Common to both the LP and the CD are his notes for the album, from which we learn that he was just 18 when he recorded it in 1967.
“So there I was on this barge on the river wearing nothing but denims and a smile, and this blue man says to me, “You know I used to be like you, but I saw sense and changed myself”. So I looked at his sage expression and black shoes and thought “Thanks all the same, I’ll stay on the river”.
“So I’m still floating up and down and still happy, and I’m 18 now and young for my age! Nowadays I often revolve at 33 1/3 RPM. If you listen, I hope you learn about me a little and about you a lot because that’s the whole scene. I’m just like anyone &se [sic], I feel and think just the same as you.
“So when I sing about myself I sing about you, and when I get to know myself and just how little I know, maybe you can do the same, and anyway I hope so, then maybe you can join me on the river or maybe you can find one of your own.”

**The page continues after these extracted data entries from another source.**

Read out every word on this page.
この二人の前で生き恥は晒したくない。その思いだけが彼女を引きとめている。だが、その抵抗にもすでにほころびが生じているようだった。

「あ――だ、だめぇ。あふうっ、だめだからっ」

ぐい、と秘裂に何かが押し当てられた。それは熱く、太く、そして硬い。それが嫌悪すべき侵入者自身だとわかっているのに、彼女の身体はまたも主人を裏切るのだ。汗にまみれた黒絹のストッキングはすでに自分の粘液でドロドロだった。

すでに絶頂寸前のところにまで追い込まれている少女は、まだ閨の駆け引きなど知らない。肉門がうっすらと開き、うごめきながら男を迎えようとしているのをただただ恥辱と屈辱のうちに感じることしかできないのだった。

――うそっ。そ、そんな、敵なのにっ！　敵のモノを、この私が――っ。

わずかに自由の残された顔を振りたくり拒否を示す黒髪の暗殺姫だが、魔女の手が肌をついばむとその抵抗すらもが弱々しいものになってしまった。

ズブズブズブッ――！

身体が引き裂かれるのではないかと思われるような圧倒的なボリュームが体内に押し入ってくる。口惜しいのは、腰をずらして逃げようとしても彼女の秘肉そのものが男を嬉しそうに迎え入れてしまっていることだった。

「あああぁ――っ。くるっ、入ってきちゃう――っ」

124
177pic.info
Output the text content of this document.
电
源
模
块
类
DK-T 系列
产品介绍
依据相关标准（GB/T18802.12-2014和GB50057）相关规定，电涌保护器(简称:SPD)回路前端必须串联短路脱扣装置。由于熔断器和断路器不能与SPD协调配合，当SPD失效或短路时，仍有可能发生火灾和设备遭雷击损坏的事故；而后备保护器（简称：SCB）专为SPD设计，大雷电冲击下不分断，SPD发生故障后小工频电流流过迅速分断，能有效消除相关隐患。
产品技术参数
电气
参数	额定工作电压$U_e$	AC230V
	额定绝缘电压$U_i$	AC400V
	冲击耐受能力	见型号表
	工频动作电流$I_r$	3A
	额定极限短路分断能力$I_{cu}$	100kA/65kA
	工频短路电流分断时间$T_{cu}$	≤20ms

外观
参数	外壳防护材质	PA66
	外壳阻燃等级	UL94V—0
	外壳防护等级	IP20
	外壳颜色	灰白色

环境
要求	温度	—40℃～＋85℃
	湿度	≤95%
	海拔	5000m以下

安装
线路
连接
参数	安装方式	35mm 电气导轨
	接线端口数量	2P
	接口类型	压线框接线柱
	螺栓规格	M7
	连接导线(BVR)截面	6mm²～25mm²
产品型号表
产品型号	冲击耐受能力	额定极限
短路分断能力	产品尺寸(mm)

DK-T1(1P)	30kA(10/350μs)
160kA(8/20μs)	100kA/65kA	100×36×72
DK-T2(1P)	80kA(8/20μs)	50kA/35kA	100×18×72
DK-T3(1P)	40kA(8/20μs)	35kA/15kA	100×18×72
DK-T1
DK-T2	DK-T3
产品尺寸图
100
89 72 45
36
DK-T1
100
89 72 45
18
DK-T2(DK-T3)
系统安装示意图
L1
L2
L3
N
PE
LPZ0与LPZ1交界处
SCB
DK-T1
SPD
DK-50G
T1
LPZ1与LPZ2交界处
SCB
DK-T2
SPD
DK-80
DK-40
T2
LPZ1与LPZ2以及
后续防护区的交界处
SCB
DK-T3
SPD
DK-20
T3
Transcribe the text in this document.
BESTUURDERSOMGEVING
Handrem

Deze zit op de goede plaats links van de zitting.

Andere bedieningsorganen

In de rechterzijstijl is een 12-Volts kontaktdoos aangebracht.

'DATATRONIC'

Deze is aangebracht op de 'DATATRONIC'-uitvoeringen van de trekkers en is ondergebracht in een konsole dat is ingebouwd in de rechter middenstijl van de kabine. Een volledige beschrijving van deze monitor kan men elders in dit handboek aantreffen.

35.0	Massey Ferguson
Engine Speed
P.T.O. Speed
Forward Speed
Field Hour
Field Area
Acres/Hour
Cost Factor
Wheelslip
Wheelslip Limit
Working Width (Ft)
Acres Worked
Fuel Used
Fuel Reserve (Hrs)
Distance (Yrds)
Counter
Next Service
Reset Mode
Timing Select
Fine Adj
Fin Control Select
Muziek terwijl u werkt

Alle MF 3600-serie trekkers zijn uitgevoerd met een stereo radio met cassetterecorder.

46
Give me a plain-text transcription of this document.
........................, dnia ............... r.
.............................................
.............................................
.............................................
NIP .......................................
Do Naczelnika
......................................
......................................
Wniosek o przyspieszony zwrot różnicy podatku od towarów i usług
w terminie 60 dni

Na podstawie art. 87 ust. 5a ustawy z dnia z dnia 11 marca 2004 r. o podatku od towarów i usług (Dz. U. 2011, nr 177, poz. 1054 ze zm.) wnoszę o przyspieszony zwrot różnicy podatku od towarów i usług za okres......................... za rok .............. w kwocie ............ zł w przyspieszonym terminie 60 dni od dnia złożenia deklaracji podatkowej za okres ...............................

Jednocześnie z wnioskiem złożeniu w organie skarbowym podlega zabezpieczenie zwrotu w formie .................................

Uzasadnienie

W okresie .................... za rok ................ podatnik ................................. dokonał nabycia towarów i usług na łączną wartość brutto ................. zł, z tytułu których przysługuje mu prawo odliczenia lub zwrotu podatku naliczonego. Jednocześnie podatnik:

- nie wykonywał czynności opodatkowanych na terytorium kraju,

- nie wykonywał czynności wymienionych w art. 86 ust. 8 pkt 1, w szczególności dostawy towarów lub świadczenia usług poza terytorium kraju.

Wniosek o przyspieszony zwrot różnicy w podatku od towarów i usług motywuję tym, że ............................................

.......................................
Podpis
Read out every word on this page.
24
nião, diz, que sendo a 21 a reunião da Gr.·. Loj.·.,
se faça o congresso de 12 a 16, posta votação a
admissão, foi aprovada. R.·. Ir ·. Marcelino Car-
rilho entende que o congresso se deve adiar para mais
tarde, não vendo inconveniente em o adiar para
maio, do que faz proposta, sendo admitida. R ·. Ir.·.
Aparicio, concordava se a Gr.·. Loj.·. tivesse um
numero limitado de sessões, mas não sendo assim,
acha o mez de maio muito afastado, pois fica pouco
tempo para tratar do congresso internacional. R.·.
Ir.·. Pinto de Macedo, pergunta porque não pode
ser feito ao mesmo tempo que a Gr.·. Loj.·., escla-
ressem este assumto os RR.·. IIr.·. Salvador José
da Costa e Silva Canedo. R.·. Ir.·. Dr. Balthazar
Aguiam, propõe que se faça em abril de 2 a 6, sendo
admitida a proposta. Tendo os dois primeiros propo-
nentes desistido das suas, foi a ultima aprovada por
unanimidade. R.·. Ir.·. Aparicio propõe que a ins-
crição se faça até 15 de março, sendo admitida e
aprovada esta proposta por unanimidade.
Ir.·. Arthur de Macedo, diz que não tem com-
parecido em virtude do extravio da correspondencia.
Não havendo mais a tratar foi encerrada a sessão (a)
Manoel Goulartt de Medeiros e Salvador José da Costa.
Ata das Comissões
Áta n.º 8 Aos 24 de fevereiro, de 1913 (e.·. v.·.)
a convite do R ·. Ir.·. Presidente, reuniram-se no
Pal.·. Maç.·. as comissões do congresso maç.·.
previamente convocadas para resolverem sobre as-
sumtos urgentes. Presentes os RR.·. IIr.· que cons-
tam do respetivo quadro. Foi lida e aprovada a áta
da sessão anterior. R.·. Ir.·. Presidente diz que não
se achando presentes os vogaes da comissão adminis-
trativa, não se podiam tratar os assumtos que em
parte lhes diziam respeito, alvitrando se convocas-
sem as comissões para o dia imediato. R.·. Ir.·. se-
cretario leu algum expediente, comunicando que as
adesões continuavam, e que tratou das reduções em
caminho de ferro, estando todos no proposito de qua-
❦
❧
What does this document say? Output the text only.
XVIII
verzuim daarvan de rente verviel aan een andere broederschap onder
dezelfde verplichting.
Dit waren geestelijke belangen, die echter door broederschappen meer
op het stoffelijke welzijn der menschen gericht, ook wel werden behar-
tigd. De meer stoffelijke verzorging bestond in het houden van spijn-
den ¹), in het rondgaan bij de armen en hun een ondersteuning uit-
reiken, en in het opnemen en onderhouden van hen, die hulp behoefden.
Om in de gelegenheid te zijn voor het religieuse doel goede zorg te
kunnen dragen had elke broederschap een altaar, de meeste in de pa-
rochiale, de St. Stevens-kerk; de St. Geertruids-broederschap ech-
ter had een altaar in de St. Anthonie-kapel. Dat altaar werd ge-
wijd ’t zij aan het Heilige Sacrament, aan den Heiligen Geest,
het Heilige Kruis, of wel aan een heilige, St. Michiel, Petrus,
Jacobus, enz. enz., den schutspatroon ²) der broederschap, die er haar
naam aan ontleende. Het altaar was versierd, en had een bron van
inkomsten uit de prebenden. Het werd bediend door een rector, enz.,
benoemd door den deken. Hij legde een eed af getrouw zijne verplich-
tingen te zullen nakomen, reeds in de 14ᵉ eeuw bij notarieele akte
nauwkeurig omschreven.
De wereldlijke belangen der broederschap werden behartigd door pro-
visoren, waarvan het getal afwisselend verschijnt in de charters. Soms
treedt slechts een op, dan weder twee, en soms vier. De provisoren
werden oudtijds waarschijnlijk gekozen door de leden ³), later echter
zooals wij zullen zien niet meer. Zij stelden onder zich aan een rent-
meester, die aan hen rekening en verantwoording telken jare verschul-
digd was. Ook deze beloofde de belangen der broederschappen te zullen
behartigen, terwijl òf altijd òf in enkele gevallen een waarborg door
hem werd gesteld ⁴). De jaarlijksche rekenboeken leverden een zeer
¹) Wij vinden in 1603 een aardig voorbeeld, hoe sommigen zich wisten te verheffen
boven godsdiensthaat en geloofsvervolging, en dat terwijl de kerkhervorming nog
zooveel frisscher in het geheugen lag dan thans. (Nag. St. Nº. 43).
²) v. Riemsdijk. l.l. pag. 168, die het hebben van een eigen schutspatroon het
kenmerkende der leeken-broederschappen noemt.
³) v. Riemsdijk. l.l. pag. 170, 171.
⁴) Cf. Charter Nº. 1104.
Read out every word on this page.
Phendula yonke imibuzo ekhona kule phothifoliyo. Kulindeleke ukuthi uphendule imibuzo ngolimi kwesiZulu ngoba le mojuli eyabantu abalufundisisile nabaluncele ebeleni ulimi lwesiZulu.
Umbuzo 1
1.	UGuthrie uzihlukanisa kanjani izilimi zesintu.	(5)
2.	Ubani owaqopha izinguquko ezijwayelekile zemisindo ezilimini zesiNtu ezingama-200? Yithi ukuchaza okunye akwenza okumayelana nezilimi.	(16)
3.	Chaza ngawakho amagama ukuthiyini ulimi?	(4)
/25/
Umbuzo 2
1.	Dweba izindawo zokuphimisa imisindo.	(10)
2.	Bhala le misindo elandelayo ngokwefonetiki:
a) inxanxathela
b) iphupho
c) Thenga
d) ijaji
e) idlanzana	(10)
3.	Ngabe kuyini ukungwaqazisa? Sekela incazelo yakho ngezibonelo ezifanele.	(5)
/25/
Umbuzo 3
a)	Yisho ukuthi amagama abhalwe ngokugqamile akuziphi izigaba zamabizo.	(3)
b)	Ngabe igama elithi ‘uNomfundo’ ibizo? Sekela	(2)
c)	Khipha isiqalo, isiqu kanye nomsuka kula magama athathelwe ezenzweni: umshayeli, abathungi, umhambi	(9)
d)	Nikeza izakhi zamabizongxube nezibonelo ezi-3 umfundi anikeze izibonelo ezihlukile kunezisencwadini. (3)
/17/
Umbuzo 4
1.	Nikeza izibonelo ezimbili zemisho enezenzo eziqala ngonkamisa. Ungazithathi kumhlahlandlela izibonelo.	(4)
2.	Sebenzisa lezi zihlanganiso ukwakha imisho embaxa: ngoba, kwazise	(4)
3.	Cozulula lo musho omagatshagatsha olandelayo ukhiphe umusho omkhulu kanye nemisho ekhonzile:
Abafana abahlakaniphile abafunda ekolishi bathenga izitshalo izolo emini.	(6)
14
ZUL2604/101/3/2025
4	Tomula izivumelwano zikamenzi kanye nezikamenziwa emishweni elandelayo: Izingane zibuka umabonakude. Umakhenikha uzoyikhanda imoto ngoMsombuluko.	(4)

The album is sheer, unadulterated delight from beginning to end. Two songs on it have always had special significance for me. The last track on the LP was his version of Dylan’s “Don’t Think Twice, It’s Alright”; I have always associated this with Girlfriend 26, my wife having been Girlfriend 27.
Track 8 on the CD is “Rolling Home”. Term time 1974 to 1977 I was in Oxford and Girlfriend 27 was in Sheffield, my home town. I used to get the train back to see her at weekends, and this song would be playing non-stop in my head as I stood all the way on those journeys.